The Green Organic Dutchman Holdings Ltd. (the “Company”) is pleased to announce that it has closed its previously announced non-brokered private placement on March 24th, which was upsized from C$10,000,000 to C$21,957,984 due to increased demand.

Additionally, a brokered private placement of C$6,392,583 was closed on April 19th with a syndicate co-led by Canaccord Genuity Corp. and GMP Securities L.P., which included PI Financial Corp.
An aggregate gross proceeds of $28,350,567 million was raised through the issuance of 24,652,666 Units (the “Units”) at a price of $1.15 per Unit. Each Unit consists of one common share of the Company (a “Common Share”) and one common share purchase warrant of the Company (a “Warrant”). Each Warrant is exercisable into one Common Share (the “Warrant Share”) at the exercise price of $2.15 per Warrant Share for a period of 24 months from the closing date of the Offering. The Warrants will be subject to acceleration in the event that the volume weighted average price of the Common Shares is equal to or greater than $2.80 over a period of ten consecutive days on the exchange the Company becomes listed on. The Common Shares and Warrants will be subject to a 6-month contractual escrow period from the date the Common Shares are listed on an exchange. The Warrant Shares will also be subject to a twelve-month contractual escrow period.
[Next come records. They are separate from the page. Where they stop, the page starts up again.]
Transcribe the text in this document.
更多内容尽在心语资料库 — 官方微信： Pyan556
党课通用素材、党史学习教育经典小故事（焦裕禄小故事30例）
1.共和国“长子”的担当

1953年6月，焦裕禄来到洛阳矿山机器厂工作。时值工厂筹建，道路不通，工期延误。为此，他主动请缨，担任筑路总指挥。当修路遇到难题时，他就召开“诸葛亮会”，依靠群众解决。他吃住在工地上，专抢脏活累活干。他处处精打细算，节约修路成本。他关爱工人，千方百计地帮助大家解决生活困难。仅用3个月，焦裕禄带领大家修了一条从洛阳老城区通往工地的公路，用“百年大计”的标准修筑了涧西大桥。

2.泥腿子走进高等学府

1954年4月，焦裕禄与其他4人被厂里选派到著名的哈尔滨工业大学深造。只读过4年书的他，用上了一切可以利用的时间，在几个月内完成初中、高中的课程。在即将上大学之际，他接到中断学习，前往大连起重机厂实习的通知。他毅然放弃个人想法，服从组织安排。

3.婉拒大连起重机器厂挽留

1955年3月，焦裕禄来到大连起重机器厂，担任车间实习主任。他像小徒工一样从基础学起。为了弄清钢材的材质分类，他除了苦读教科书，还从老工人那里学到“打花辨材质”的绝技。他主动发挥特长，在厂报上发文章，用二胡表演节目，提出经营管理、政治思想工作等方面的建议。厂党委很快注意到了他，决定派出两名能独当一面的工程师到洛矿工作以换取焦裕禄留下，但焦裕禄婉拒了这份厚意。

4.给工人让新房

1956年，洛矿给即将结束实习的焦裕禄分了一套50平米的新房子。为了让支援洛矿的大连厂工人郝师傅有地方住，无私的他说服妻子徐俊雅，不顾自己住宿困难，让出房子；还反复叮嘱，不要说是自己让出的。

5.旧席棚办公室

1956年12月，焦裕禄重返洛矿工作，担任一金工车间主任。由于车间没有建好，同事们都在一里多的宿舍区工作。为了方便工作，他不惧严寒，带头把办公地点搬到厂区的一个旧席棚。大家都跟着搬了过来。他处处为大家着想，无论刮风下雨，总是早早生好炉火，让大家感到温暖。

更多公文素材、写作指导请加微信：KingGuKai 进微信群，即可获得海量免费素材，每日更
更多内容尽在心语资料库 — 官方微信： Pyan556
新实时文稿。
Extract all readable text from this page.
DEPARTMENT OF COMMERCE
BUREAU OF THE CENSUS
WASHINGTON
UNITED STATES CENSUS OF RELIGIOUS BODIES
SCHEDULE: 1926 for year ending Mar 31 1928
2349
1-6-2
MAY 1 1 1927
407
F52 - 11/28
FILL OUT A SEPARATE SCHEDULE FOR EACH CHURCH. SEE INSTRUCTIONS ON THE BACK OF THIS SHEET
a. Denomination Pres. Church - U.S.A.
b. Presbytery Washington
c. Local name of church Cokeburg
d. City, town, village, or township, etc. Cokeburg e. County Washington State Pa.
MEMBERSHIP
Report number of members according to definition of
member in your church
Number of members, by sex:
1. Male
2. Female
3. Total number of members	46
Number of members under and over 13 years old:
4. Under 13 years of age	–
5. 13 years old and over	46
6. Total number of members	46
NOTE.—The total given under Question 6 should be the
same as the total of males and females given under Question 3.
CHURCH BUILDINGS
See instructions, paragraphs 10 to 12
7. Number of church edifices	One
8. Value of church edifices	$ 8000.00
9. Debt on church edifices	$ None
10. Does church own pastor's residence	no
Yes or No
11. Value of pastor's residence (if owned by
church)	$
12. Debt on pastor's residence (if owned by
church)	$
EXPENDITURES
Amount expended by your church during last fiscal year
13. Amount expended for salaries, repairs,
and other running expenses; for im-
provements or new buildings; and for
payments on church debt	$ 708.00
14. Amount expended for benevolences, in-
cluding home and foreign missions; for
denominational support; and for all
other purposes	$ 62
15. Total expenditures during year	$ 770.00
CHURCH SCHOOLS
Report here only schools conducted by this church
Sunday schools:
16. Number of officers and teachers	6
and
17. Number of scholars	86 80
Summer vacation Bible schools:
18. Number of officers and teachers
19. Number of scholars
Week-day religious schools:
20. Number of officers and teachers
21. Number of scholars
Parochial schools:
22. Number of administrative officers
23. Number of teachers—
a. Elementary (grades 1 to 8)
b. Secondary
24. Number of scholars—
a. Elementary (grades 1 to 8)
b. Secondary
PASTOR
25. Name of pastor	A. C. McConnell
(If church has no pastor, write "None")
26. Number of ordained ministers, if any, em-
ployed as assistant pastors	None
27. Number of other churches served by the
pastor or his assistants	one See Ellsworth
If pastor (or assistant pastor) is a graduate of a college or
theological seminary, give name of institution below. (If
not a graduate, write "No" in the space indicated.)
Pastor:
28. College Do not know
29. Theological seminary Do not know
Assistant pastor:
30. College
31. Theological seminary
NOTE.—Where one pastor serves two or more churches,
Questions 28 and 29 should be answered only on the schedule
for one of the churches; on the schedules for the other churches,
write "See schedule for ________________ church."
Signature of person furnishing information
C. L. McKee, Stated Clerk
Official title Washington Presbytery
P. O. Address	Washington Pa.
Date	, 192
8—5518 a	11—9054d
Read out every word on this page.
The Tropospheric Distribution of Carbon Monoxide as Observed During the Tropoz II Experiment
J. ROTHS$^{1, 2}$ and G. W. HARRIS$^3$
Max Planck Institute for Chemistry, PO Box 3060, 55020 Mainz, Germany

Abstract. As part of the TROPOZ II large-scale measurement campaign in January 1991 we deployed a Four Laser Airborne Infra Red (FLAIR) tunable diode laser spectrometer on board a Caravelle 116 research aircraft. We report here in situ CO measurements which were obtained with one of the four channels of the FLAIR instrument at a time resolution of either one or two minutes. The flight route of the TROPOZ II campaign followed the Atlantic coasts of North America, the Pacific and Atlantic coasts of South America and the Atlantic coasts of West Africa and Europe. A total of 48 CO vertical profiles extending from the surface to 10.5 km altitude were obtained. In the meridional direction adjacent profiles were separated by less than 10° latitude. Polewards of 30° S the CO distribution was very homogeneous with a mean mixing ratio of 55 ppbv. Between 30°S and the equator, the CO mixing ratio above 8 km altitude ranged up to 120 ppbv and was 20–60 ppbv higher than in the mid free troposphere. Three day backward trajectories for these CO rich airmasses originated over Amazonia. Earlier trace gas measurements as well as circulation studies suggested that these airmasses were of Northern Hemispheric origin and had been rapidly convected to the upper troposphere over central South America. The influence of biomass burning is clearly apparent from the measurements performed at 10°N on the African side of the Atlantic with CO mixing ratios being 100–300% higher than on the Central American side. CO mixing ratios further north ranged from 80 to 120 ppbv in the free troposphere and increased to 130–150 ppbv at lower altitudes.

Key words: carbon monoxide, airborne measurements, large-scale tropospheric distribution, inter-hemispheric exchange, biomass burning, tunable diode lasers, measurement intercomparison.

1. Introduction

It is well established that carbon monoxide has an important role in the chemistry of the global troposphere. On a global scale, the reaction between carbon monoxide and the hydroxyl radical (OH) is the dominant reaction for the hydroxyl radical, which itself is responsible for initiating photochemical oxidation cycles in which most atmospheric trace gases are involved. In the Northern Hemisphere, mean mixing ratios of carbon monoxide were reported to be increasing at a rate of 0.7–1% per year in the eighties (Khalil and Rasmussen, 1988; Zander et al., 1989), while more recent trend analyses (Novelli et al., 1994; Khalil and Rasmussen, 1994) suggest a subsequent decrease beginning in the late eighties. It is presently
“We are very pleased to close this financing which is anticipated to fully fund our 14,000KG phase 1 expansion. With industry-leading alliance partners and a 100-acre property, we are optimistic about what we can achieve in the next 12-18 months. Additionally, with a retail approach to this financing, we have added a significant amount of new shareholders, bringing our total to 2,400. This is a great feat for a private company, and I’m very proud of my team’s ability to execute on the business plan so early on in the Company’s life cycle.” Said Robert Anderson, CEO.